Entering year four in Blacksburg, head coach Brent Pry is trying to play his way off the hot seat. After coming into the 2024 season with high expectations, the Hokies finished with a 6-7 record, including more abysmal one-score game performances. Virginia Tech saw five players drafted and a number of high-profile players elected to enter the transfer portal. With 30-plus new transfers on the team and two new coordinators, can Pry find a way to work his way off the hot seat this season? Is a bowl game going to be good enough, or will Virginia Tech need to find themselves in ACC contention?
If the latest SP+ rankings are correct, the Hokies will be right in the middle. Virginia Tech is ranked as No. 42 overall team, with the 49th overall projected offense, 39th overall on defense, and the 37th overall special teams unit.
Here is how SP+ sees the ACC race heading into the season:
1. Clemson (10th nationally)
2. Miami (14th)
3. SMU (19th)
4. Louisville (24th)
5. Florida State (39th)
6. Georgia Tech (41st)
7. Virginia Tech (42nd)
8. Duke (43rd)
9. NC State (46th)
10. Pittsburgh (51st)
11. North Carolina (53rd)
12. Syracuse (55th)
13. Boston College (62nd)
14. Cal (64th)
15. Virginia (74th)
16. Wake Forest (79th)
17. Stanford (88th)
What is SP+? Here is how ESPN analyst Bill Connelly (creator of SP+) describes it:
"In a single sentence, it's a tempo- and opponent-adjusted measure of college football efficiency. I created the system at Football Outsiders in 2008, and as my experience with both college football and its stats has grown, I have made quite a few tweaks to the system.
SP+ is indeed intended to be predictive and forward-facing. It is not a résumé ranking that gives credit for big wins or particularly brave scheduling -- no good predictive system is. It is simply a measure of the most sustainable and predictable aspects of football. If you're lucky or unimpressive in a win, your rating will probably fall. If you're strong and unlucky in a loss, it will probably rise."
SP+ seems higher on Virginia Tech than most are nationally. The Hokies were picked to finish 11th in the ACC in the preseason media poll, but SP+ has Virginia Tech near 5th.
Is Virginia Tech closer to the top of the ACC or the bottom? We may find out early on in the season when they face South Carolina in Atlanta.
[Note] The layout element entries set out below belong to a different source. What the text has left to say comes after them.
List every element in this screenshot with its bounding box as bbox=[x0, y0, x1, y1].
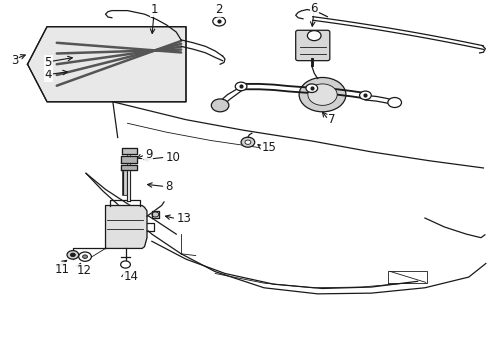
Circle shape bbox=[244, 140, 250, 144]
Text: 7: 7 bbox=[328, 113, 335, 126]
Text: 5: 5 bbox=[44, 56, 52, 69]
Polygon shape bbox=[27, 27, 185, 102]
Circle shape bbox=[212, 17, 225, 26]
Polygon shape bbox=[152, 211, 159, 218]
Circle shape bbox=[235, 82, 246, 91]
Circle shape bbox=[387, 98, 401, 108]
Text: 15: 15 bbox=[261, 141, 276, 154]
Text: 4: 4 bbox=[44, 68, 52, 81]
Text: 8: 8 bbox=[165, 180, 173, 193]
Polygon shape bbox=[121, 165, 137, 171]
Text: 2: 2 bbox=[215, 3, 223, 16]
Circle shape bbox=[79, 252, 91, 261]
Polygon shape bbox=[105, 206, 147, 248]
Circle shape bbox=[299, 77, 345, 112]
Text: 13: 13 bbox=[176, 212, 191, 225]
Text: 1: 1 bbox=[150, 3, 158, 16]
Circle shape bbox=[307, 31, 321, 41]
Circle shape bbox=[70, 253, 75, 257]
Circle shape bbox=[359, 91, 370, 100]
Text: 9: 9 bbox=[145, 148, 152, 161]
Circle shape bbox=[305, 84, 317, 93]
Text: 3: 3 bbox=[11, 54, 19, 67]
FancyBboxPatch shape bbox=[295, 30, 329, 61]
Text: 10: 10 bbox=[165, 151, 180, 164]
Circle shape bbox=[82, 255, 87, 258]
Circle shape bbox=[241, 137, 254, 147]
Polygon shape bbox=[121, 156, 137, 163]
Circle shape bbox=[307, 84, 336, 105]
Text: 12: 12 bbox=[76, 264, 91, 277]
Circle shape bbox=[121, 261, 130, 268]
Text: 11: 11 bbox=[54, 263, 69, 276]
Circle shape bbox=[211, 99, 228, 112]
Text: 14: 14 bbox=[124, 270, 139, 283]
Text: 6: 6 bbox=[310, 2, 317, 15]
Polygon shape bbox=[122, 148, 137, 154]
Circle shape bbox=[67, 251, 79, 259]
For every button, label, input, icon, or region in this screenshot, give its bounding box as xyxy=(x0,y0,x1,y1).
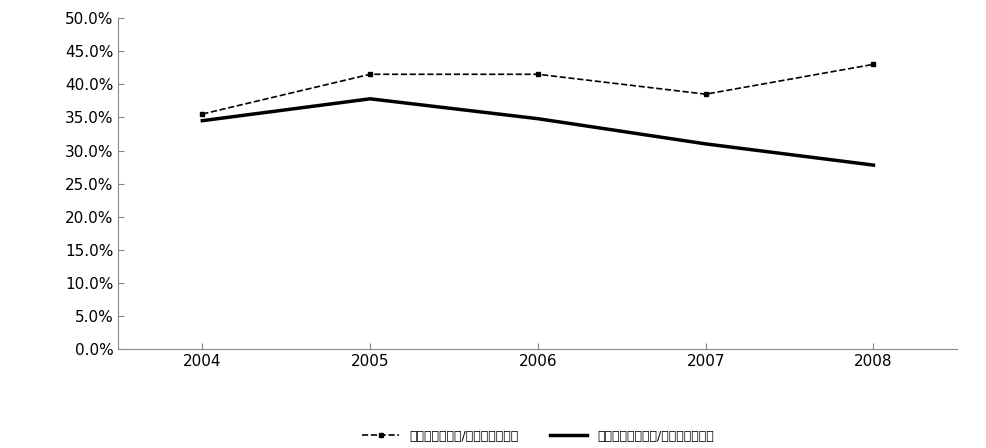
현지법인총매출/한국의대중수출 xyxy=(531,72,543,77)
Legend: 현지법인총매출/한국의대중수출, 현지법인한국수입/현지법인총매출: 현지법인총매출/한국의대중수출, 현지법인한국수입/현지법인총매출 xyxy=(362,430,713,443)
현지법인한국수입/현지법인총매출 xyxy=(364,96,376,102)
현지법인총매출/한국의대중수출 xyxy=(867,62,879,67)
Line: 현지법인총매출/한국의대중수출: 현지법인총매출/한국의대중수출 xyxy=(200,62,875,116)
현지법인총매출/한국의대중수출 xyxy=(196,112,208,117)
현지법인총매출/한국의대중수출 xyxy=(699,91,711,97)
Line: 현지법인한국수입/현지법인총매출: 현지법인한국수입/현지법인총매출 xyxy=(202,99,873,165)
현지법인총매출/한국의대중수출 xyxy=(364,72,376,77)
현지법인한국수입/현지법인총매출 xyxy=(867,163,879,168)
현지법인한국수입/현지법인총매출 xyxy=(699,141,711,146)
현지법인한국수입/현지법인총매출 xyxy=(196,118,208,123)
현지법인한국수입/현지법인총매출 xyxy=(531,116,543,121)
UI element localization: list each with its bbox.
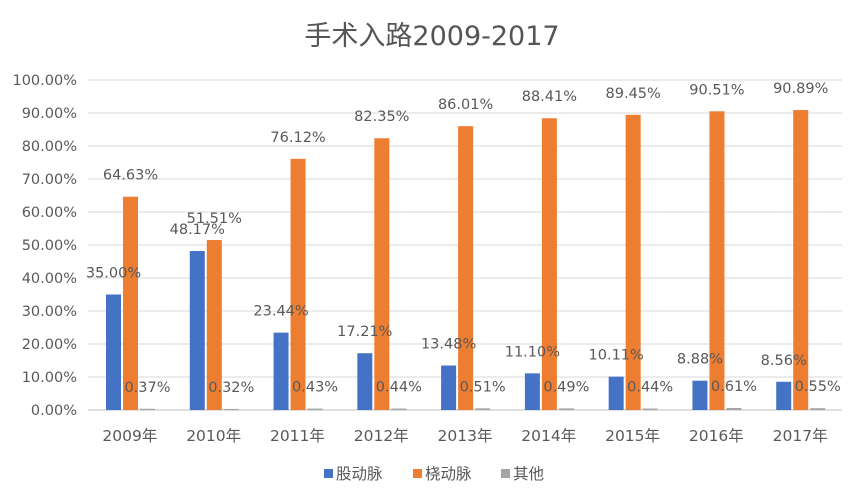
legend-label: 桡动脉: [425, 465, 472, 483]
data-label-other-5: 0.49%: [543, 379, 589, 395]
data-label-other-8: 0.55%: [795, 379, 841, 395]
y-tick-label: 20.00%: [22, 337, 77, 353]
x-tick-label: 2009年: [102, 427, 157, 445]
bar-femoral-1: [189, 251, 205, 410]
bar-femoral-3: [357, 353, 373, 410]
data-label-other-6: 0.44%: [627, 380, 673, 396]
y-tick-label: 80.00%: [22, 139, 77, 155]
bar-other-7: [726, 407, 742, 410]
legend-label: 其他: [513, 465, 544, 483]
data-label-other-4: 0.51%: [460, 379, 506, 395]
x-tick-label: 2013年: [438, 427, 493, 445]
bar-femoral-5: [524, 373, 540, 410]
data-label-femoral-8: 8.56%: [761, 353, 807, 369]
legend-swatch: [324, 469, 333, 478]
data-label-radial-6: 89.45%: [606, 86, 661, 102]
bar-other-0: [140, 408, 155, 410]
data-label-radial-4: 86.01%: [438, 97, 493, 113]
y-tick-label: 50.00%: [22, 238, 77, 254]
bar-femoral-7: [692, 380, 708, 410]
bar-femoral-2: [273, 332, 289, 410]
legend-swatch: [413, 469, 422, 478]
bar-radial-0: [123, 196, 138, 410]
data-label-femoral-5: 11.10%: [505, 344, 560, 360]
y-tick-label: 0.00%: [31, 403, 77, 419]
bar-other-4: [475, 408, 491, 410]
bar-radial-7: [709, 111, 725, 410]
bar-radial-4: [458, 126, 474, 411]
data-label-other-1: 0.32%: [208, 380, 254, 396]
x-axis-ticks: 2009年 2010年 2011年 2012年 2013年 2014年 2015年 2016年…: [102, 427, 827, 445]
bar-other-8: [810, 408, 826, 410]
bar-other-5: [558, 408, 574, 410]
data-label-femoral-6: 10.11%: [589, 348, 644, 364]
data-label-femoral-0: 35.00%: [86, 266, 141, 282]
legend[interactable]: 股动脉 桡动脉 其他: [324, 465, 544, 483]
data-label-radial-0: 64.63%: [103, 168, 158, 184]
x-tick-label: 2010年: [186, 427, 241, 445]
data-label-radial-5: 88.41%: [522, 89, 577, 105]
x-tick-label: 2017年: [773, 427, 828, 445]
legend-item-other[interactable]: 其他: [501, 465, 544, 483]
y-tick-label: 100.00%: [12, 73, 77, 89]
data-label-femoral-3: 17.21%: [337, 324, 392, 340]
y-tick-label: 70.00%: [22, 172, 77, 188]
bar-femoral-8: [776, 381, 792, 410]
bar-femoral-0: [106, 294, 121, 410]
bar-other-2: [307, 408, 323, 410]
bar-radial-5: [541, 118, 557, 410]
y-tick-label: 40.00%: [22, 271, 77, 287]
x-tick-label: 2012年: [354, 427, 409, 445]
y-tick-label: 30.00%: [22, 304, 77, 320]
data-label-femoral-7: 8.88%: [677, 352, 723, 368]
data-label-radial-2: 76.12%: [270, 130, 325, 146]
bar-femoral-4: [441, 365, 457, 410]
data-label-femoral-2: 23.44%: [253, 304, 308, 320]
legend-item-femoral[interactable]: 股动脉: [324, 465, 383, 483]
legend-label: 股动脉: [336, 465, 383, 483]
y-tick-label: 60.00%: [22, 205, 77, 221]
y-tick-label: 90.00%: [22, 106, 77, 122]
x-tick-label: 2011年: [270, 427, 325, 445]
data-label-other-2: 0.43%: [292, 380, 338, 396]
data-label-femoral-4: 13.48%: [421, 337, 476, 353]
data-label-other-7: 0.61%: [711, 379, 757, 395]
bar-radial-3: [374, 138, 390, 410]
y-axis-ticks: 0.00% 10.00% 20.00% 30.00% 40.00% 50.00% 60.00…: [12, 73, 77, 419]
bar-radial-1: [206, 240, 222, 410]
data-label-femoral-1: 48.17%: [170, 222, 225, 238]
bar-radial-8: [793, 110, 809, 411]
data-labels: 35.00% 64.63% 0.37% 48.17%51.51% 0.32% 23.44%…: [86, 81, 841, 396]
data-label-radial-1: 51.51%: [187, 211, 242, 227]
bar-radial-6: [625, 114, 641, 410]
bar-other-3: [391, 408, 407, 410]
x-tick-label: 2014年: [521, 427, 576, 445]
data-label-radial-3: 82.35%: [354, 109, 409, 125]
bar-other-1: [223, 408, 239, 410]
bar-other-6: [642, 408, 658, 410]
bars: [106, 110, 826, 411]
legend-item-radial[interactable]: 桡动脉: [413, 465, 472, 483]
legend-swatch: [501, 469, 510, 478]
x-tick-label: 2016年: [689, 427, 744, 445]
data-label-radial-7: 90.51%: [689, 82, 744, 98]
x-tick-label: 2015年: [605, 427, 660, 445]
data-label-other-3: 0.44%: [376, 380, 422, 396]
data-label-radial-8: 90.89%: [773, 81, 828, 97]
chart-title: 手术入路2009-2017: [304, 21, 559, 52]
bar-radial-2: [290, 158, 306, 410]
bar-femoral-6: [608, 376, 624, 410]
data-label-other-0: 0.37%: [124, 380, 170, 396]
y-tick-label: 10.00%: [22, 370, 77, 386]
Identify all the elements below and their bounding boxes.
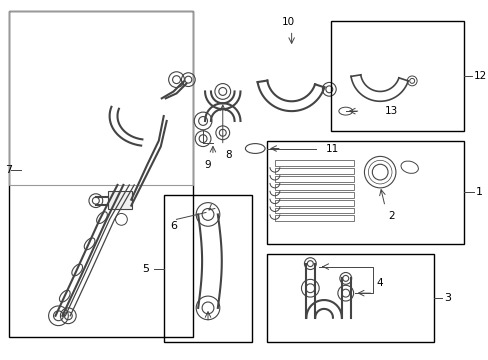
Text: 7: 7 — [5, 165, 12, 175]
Text: 5: 5 — [142, 264, 149, 274]
Text: 1: 1 — [475, 187, 482, 197]
Text: 11: 11 — [325, 144, 339, 153]
Text: 10: 10 — [282, 18, 295, 27]
Bar — [274, 192, 353, 198]
Bar — [274, 200, 353, 206]
Bar — [274, 160, 353, 166]
Bar — [274, 176, 353, 182]
Bar — [9, 11, 193, 185]
Bar — [274, 215, 353, 221]
Text: 2: 2 — [387, 211, 394, 221]
Text: 9: 9 — [204, 160, 211, 170]
Bar — [274, 168, 353, 174]
Text: 8: 8 — [225, 150, 232, 161]
Text: 13: 13 — [385, 106, 398, 116]
Text: 6: 6 — [170, 221, 177, 231]
Text: 3: 3 — [443, 293, 450, 303]
Bar — [274, 208, 353, 213]
Text: 4: 4 — [375, 278, 382, 288]
Bar — [163, 195, 252, 342]
Bar — [9, 11, 193, 337]
Bar — [266, 141, 463, 244]
Bar — [274, 184, 353, 190]
Text: 12: 12 — [473, 71, 486, 81]
Bar — [330, 21, 463, 131]
Bar — [266, 254, 433, 342]
Bar — [107, 191, 132, 208]
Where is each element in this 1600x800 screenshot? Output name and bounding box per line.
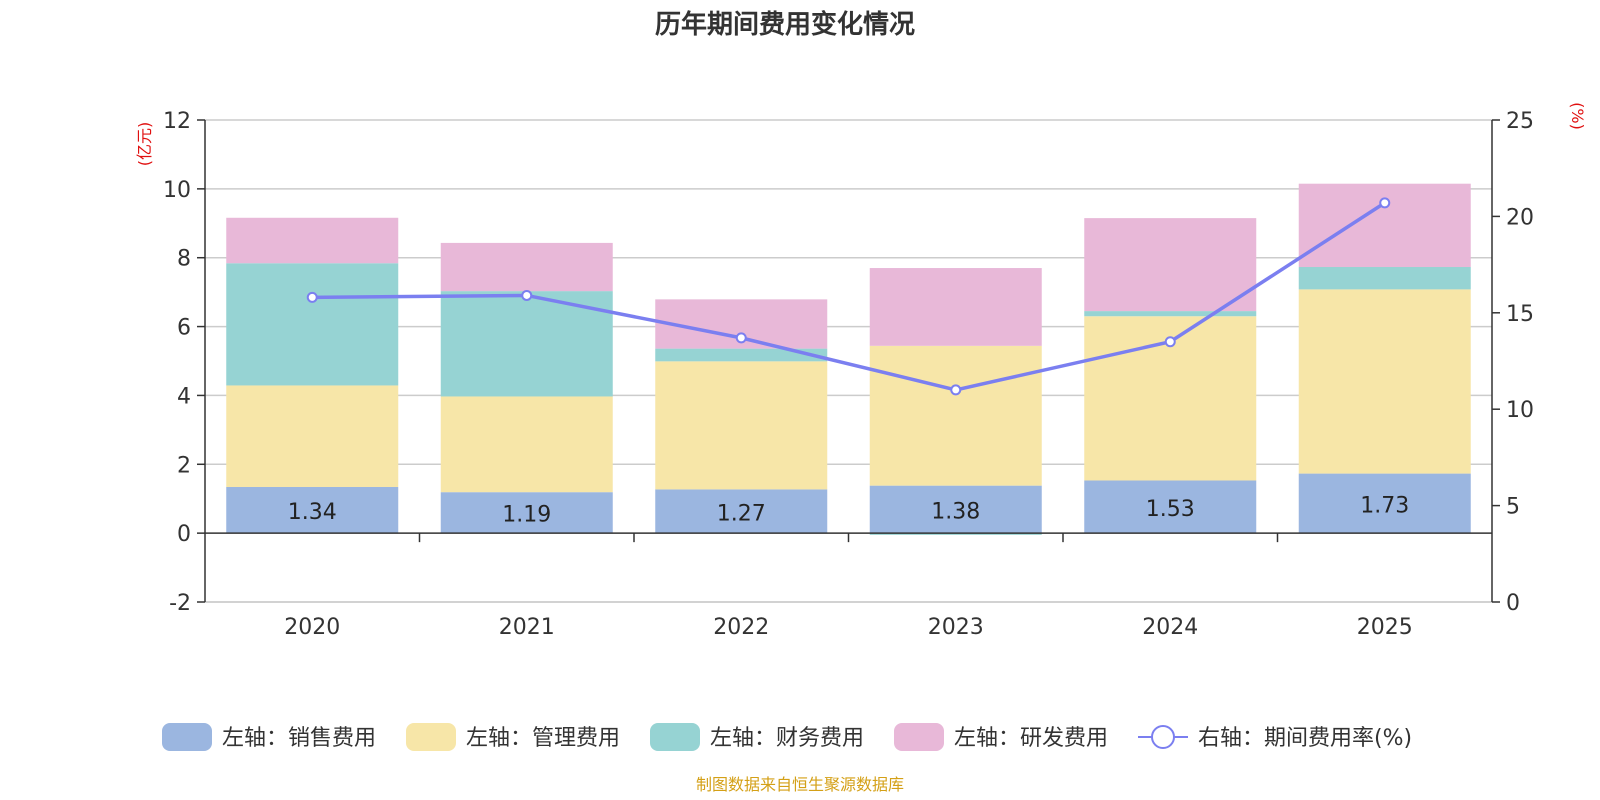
bar-segment xyxy=(655,361,828,490)
data-label: 1.27 xyxy=(717,501,766,526)
right-axis-tick-label: 5 xyxy=(1506,495,1520,520)
legend-swatch xyxy=(650,723,700,751)
right-axis-tick-label: 20 xyxy=(1506,205,1534,230)
rate-line-point xyxy=(735,332,747,344)
bar-segment xyxy=(440,242,613,292)
bars xyxy=(226,183,1471,535)
data-label: 1.53 xyxy=(1146,497,1195,522)
bar-segment xyxy=(1298,473,1471,534)
legend-label: 左轴：财务费用 xyxy=(710,726,864,751)
legend-swatch xyxy=(894,723,944,751)
bar-segment xyxy=(1298,267,1471,290)
left-axis-tick-label: 8 xyxy=(177,247,191,272)
x-axis-tick-label: 2025 xyxy=(1357,615,1413,640)
left-axis-tick-label: 2 xyxy=(177,453,191,478)
bar-segment xyxy=(440,291,613,397)
right-axis-tick-label: 15 xyxy=(1506,302,1534,327)
legend-label: 左轴：研发费用 xyxy=(954,726,1108,751)
legend-label: 左轴：管理费用 xyxy=(466,726,620,751)
x-axis-tick-label: 2023 xyxy=(928,615,984,640)
gridlines xyxy=(205,119,1492,603)
data-label: 1.34 xyxy=(288,500,337,525)
bar-segment xyxy=(226,263,399,386)
left-axis-tick-label: 12 xyxy=(163,109,191,134)
bar-segment xyxy=(1298,183,1471,268)
legend-label: 左轴：销售费用 xyxy=(222,726,376,751)
bar-segment xyxy=(1084,218,1257,312)
data-label: 1.38 xyxy=(931,499,980,524)
right-axis-tick-label: 25 xyxy=(1506,109,1534,134)
left-axis-unit: (亿元) xyxy=(135,122,154,167)
rate-line-point xyxy=(521,289,533,301)
bar-segment xyxy=(869,345,1042,486)
bar-segment xyxy=(226,385,399,488)
left-axis-tick-label: 6 xyxy=(177,316,191,341)
rate-line-point xyxy=(1379,197,1391,209)
bar-segment xyxy=(440,492,613,534)
chart-title: 历年期间费用变化情况 xyxy=(655,9,915,40)
data-label: 1.19 xyxy=(502,503,551,528)
right-axis-tick-label: 0 xyxy=(1506,591,1520,616)
bar-segment xyxy=(869,268,1042,346)
bar-segment xyxy=(226,217,399,264)
bar-segment xyxy=(1084,311,1257,317)
data-labels: 1.34 1.19 1.27 1.38 1.53 1.73 xyxy=(288,493,1409,527)
bar-segment xyxy=(655,348,828,362)
left-axis-tick-label: 4 xyxy=(177,384,191,409)
rate-line-point xyxy=(306,291,318,303)
right-axis-tick-label: 10 xyxy=(1506,398,1534,423)
bar-segment xyxy=(655,489,828,534)
bar-segment xyxy=(226,487,399,534)
legend-swatch xyxy=(406,723,456,751)
x-axis-tick-label: 2022 xyxy=(713,615,769,640)
legend: 左轴：销售费用 左轴：管理费用 左轴：财务费用 左轴：研发费用 右轴：期间费用率(%) xyxy=(162,723,1412,751)
legend-marker xyxy=(1151,725,1175,749)
right-axis-unit: (%) xyxy=(1568,102,1587,130)
bar-segment xyxy=(1084,480,1257,534)
data-label: 1.73 xyxy=(1360,493,1409,518)
rate-line-point xyxy=(1164,336,1176,348)
left-axis-tick-label: 10 xyxy=(163,178,191,203)
bar-segment xyxy=(440,396,613,493)
left-axis-tick-label: 0 xyxy=(177,522,191,547)
legend-label: 右轴：期间费用率(%) xyxy=(1198,726,1412,751)
left-axis-tick-label: -2 xyxy=(169,591,191,616)
bar-segment xyxy=(869,485,1042,534)
source-note: 制图数据来自恒生聚源数据库 xyxy=(696,775,904,794)
rate-line-point xyxy=(950,384,962,396)
bar-segment xyxy=(869,533,1042,535)
legend-swatch xyxy=(162,723,212,751)
x-axis-tick-label: 2020 xyxy=(284,615,340,640)
x-axis-tick-label: 2024 xyxy=(1142,615,1198,640)
rate-line-path xyxy=(312,201,1386,392)
bar-segment xyxy=(1298,289,1471,474)
x-axis-tick-label: 2021 xyxy=(499,615,555,640)
rate-line xyxy=(306,197,1391,396)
Of course the obvious headline in this game is going to be South Carolina head coach Shane Beamer coaching against his fathers team. Frank Beamer is the greatest coach in the history of Virginia Tech and there is certain to be a lot of talk in the lead up to this game about his son coaching against the Hokies.
While Virginia Tech is not going to have the same amount of hype that it received ahead of the 2024 season, South Carolina is going to enjoy plenty. The Gamecocks were one of the hottest teams in the country down the stretch of this season and made a case to be in the College Football Playoff at the end. They are going to return quarterback LaNorris Sellers and standout defensive end Dylan Stewart and may just start the year in the top 10. The Hokies on the other hand have been one of the hardest-hit teams when it comes to transfer portal entries and their roster is going to look a lot different when the two teams kick off the season at Mercedes Benz Stadium. To Brent Pry's credit, he has done a solid job of landing talent in the portal after an early mass exodus, but they are going to be the underdog in week one vs South Carolina.
South Carolina leads the all-time series 11-7 between the two teams, but they have not met since 1991. Virginia Tech has not beaten South Carolina since 1974.